From Rydberg state occurs when an atom or molecule is excited so that an electron has a principal quantum number, which is far above the atoms occurring in the ground state maximum value. If the electron is also a correspondingly high angular momentum ( maximum angular momentum quantum number ), its probability in the vicinity of the core and optionally the other electrons of the atom is very small so that they fit together very well as a single point charge and other subtleties of the interactions with the core and the other electrons play a very small role. Therefore Rydberg states of all atomic species correspond very closely the simple conditions for the hydrogen atom. In particular, the energy is given well and degenerate with respect to the orbital angular momentum.

The energy of an electron in a Rydbergzustand is only slightly below the level of vacuum and thus is much higher than the energy from further inward electrons have a higher binding energy. This also means that the corresponding electron very easily separated from the atom ( ionized) can be.

These high-lying energy levels can be occupied (eg with suitable radiation wavelength) by electronic excitation. But Rydberg states may also arise if an ion capturing an electron, for example, if the ion is close to a surface and passes an electron therefrom to the ion.
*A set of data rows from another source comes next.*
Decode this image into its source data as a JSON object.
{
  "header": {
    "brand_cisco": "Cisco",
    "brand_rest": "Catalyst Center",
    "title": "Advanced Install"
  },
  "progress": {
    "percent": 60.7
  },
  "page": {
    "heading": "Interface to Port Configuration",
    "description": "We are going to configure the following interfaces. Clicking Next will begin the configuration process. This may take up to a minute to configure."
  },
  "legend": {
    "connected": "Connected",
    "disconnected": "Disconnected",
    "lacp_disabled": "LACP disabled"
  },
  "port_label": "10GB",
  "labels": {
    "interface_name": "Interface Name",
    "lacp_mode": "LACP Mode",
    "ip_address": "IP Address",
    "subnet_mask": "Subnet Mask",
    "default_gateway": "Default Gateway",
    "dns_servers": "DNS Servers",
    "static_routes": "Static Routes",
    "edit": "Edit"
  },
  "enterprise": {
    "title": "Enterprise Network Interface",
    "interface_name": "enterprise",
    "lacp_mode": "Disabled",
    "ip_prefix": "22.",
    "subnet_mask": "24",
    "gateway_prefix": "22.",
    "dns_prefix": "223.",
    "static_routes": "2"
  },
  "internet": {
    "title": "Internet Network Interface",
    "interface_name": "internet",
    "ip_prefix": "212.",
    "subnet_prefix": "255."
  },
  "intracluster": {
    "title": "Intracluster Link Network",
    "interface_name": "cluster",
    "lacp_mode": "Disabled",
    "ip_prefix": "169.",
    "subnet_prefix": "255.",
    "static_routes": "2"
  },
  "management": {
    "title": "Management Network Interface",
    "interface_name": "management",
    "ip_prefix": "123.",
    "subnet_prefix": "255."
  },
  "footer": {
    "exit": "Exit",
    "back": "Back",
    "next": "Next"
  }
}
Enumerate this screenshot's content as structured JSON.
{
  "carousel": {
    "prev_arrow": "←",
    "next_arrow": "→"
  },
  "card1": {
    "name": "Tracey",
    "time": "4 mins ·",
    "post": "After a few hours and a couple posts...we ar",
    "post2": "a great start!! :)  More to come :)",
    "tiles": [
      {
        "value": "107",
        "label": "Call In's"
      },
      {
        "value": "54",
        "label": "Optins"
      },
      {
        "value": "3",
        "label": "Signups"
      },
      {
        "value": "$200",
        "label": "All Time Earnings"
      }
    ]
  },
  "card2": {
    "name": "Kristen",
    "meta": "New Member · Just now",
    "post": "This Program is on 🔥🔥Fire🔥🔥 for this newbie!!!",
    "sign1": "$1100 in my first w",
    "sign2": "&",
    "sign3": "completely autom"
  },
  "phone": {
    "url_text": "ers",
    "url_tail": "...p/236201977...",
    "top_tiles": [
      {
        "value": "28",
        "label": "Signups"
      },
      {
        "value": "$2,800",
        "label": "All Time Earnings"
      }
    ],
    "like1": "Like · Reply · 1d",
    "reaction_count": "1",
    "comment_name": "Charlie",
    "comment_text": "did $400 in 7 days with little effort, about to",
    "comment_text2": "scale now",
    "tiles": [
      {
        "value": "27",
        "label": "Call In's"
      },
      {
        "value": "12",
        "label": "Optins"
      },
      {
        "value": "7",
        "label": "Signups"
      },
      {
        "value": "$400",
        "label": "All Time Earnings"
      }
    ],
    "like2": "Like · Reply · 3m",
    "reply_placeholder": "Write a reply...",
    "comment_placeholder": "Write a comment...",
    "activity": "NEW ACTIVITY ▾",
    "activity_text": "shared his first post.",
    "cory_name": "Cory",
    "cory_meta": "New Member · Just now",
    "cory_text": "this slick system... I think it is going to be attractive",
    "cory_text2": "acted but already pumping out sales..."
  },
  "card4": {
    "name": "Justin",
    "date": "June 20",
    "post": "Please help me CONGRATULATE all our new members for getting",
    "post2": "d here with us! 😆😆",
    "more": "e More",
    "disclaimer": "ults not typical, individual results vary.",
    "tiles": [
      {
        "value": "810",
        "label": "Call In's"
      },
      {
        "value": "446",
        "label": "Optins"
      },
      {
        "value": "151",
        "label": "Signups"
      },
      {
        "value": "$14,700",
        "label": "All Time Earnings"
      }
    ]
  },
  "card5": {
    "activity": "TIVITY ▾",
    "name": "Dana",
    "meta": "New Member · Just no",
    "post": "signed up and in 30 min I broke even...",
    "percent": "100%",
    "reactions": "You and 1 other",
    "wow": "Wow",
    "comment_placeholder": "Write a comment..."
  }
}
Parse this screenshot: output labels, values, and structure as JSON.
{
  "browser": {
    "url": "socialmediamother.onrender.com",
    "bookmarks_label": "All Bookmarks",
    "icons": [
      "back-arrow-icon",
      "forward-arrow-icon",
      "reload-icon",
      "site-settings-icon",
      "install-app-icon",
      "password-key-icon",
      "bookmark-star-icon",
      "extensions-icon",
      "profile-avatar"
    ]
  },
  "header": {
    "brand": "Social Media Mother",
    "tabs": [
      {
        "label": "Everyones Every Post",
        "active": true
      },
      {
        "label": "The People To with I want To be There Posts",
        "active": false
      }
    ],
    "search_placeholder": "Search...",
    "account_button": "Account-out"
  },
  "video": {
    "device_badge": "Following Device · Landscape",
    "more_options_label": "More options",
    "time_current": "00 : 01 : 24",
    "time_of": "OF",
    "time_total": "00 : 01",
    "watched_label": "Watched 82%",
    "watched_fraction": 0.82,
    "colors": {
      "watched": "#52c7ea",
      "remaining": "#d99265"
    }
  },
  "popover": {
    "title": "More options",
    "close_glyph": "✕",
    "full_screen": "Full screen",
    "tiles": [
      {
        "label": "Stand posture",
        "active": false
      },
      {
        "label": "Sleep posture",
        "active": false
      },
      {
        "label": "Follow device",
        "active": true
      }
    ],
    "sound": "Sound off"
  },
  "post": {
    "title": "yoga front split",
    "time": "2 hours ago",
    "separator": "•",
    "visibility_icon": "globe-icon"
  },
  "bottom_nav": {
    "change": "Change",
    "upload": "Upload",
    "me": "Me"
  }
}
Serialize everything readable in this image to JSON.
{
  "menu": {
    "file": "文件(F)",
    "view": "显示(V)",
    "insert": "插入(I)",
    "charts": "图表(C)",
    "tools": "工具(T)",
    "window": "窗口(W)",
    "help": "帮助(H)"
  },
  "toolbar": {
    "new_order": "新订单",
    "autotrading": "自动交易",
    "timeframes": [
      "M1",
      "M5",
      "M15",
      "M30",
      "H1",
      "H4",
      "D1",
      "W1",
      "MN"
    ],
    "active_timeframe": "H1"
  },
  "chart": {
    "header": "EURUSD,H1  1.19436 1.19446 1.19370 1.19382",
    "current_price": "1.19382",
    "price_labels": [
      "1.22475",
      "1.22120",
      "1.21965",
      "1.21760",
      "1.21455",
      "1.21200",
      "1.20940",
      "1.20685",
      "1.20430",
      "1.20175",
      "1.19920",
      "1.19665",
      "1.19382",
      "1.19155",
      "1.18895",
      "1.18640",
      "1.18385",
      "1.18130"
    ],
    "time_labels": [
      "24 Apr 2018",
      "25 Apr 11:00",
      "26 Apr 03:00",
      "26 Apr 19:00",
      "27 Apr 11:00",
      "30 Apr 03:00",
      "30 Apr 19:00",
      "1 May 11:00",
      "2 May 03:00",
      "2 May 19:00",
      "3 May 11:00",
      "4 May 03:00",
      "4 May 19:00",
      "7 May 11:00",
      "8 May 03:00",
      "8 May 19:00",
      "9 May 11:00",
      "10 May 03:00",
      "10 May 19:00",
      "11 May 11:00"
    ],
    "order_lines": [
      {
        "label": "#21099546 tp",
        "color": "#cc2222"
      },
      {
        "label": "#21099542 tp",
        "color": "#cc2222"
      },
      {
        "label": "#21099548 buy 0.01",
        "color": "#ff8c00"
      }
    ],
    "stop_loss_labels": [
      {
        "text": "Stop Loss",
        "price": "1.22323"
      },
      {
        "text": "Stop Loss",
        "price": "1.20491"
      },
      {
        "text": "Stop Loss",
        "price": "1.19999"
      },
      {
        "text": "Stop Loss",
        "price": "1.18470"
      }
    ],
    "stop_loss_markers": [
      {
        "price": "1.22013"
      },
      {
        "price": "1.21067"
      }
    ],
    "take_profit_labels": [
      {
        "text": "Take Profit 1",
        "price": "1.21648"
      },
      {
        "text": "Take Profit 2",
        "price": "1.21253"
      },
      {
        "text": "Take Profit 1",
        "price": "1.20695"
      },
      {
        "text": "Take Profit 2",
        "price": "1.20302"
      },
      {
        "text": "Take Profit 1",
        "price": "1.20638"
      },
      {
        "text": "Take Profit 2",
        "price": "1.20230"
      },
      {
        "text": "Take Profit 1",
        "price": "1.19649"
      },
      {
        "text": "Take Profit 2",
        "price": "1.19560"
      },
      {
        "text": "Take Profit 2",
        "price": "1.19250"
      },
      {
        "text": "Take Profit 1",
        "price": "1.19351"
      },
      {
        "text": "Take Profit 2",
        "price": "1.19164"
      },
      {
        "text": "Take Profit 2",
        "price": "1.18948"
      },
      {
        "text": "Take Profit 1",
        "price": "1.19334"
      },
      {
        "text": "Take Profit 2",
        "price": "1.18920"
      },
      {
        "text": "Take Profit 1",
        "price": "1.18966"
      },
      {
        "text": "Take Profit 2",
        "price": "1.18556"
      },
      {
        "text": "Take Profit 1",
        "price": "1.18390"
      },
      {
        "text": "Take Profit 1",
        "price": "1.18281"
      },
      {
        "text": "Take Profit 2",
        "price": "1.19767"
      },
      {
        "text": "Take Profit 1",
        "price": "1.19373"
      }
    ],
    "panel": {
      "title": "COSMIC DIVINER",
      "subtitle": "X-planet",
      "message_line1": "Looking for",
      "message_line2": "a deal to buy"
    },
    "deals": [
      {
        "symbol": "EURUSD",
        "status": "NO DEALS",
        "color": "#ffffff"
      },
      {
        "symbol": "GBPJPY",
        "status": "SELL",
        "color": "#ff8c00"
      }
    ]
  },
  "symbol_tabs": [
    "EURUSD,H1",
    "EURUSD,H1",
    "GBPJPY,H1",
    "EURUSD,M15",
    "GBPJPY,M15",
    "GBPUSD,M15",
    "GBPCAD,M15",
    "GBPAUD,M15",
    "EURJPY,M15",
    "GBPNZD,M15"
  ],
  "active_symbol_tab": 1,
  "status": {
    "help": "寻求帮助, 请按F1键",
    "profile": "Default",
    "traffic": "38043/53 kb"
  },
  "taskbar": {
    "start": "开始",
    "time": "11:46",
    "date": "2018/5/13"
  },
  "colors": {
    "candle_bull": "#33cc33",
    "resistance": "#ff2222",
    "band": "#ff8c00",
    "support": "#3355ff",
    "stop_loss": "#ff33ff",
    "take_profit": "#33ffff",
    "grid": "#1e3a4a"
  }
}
Rydberg state at the outermost electron of a molecule in a molecular orbital, which is composed of atomic orbitals that are not part to the valence shell of the molecule.

Proportions

When electrons in far away from the core Rydbergzuständen many properties can by classical physics, that is, without consideration of quantum physics, are described. Therefore, for the distance in a proton-electron Rydberg hydrogen atom:

With the Bohr radius.

This Rydberg atoms are very large, eg, for n = 100:

The largest quantum numbers are reached at n ≈ 500 with atomic diameters of almost one hundredth of a millimeter.

Binding energies

The more the electron is removed from the proton, the weaker it is attached and is the smaller the necessary release of energy:

With the Rydberg energy

It follows that, for N = 100 are already sufficient thermal energy in order to separate the electron permanently. For this reason, one can produce such highly excited atoms only in high vacuum and " keep ". They arise naturally in the upper atmosphere of the Earth or the stars.

Residence time

Rydberg atoms are classic examples of a population inversion, because most or all lower states are empty. Especially in the absence of collisions with other atoms and at maximum orbital angular momentum of the electron can be great durability. The electron can reduce its orbital angular momentum quantum number by emitting a photon only by 1 and therefore has to jump to the next lower shell with quantum number. However, their energy differs so little from that the emission of the corresponding long-wavelength photon is greatly hindered. Therefore, the spectral lines of Rydberg atoms were first discovered in very dilute stellar atmospheres or interstellar gas, where the atoms do not collide during a sufficiently long period of time with another atom.

Example

In the hydrogen atom the 1s shell is the valence shell. For the molecule can be derived from the 1s atomic orbitals of the two atoms, the molecular orbitals and construct. However, can be constructed such molecular orbitals, which are then referred to as Rydberg states also from the unoccupied in the atom 2s, 2p, 3s, ... atomic orbitals.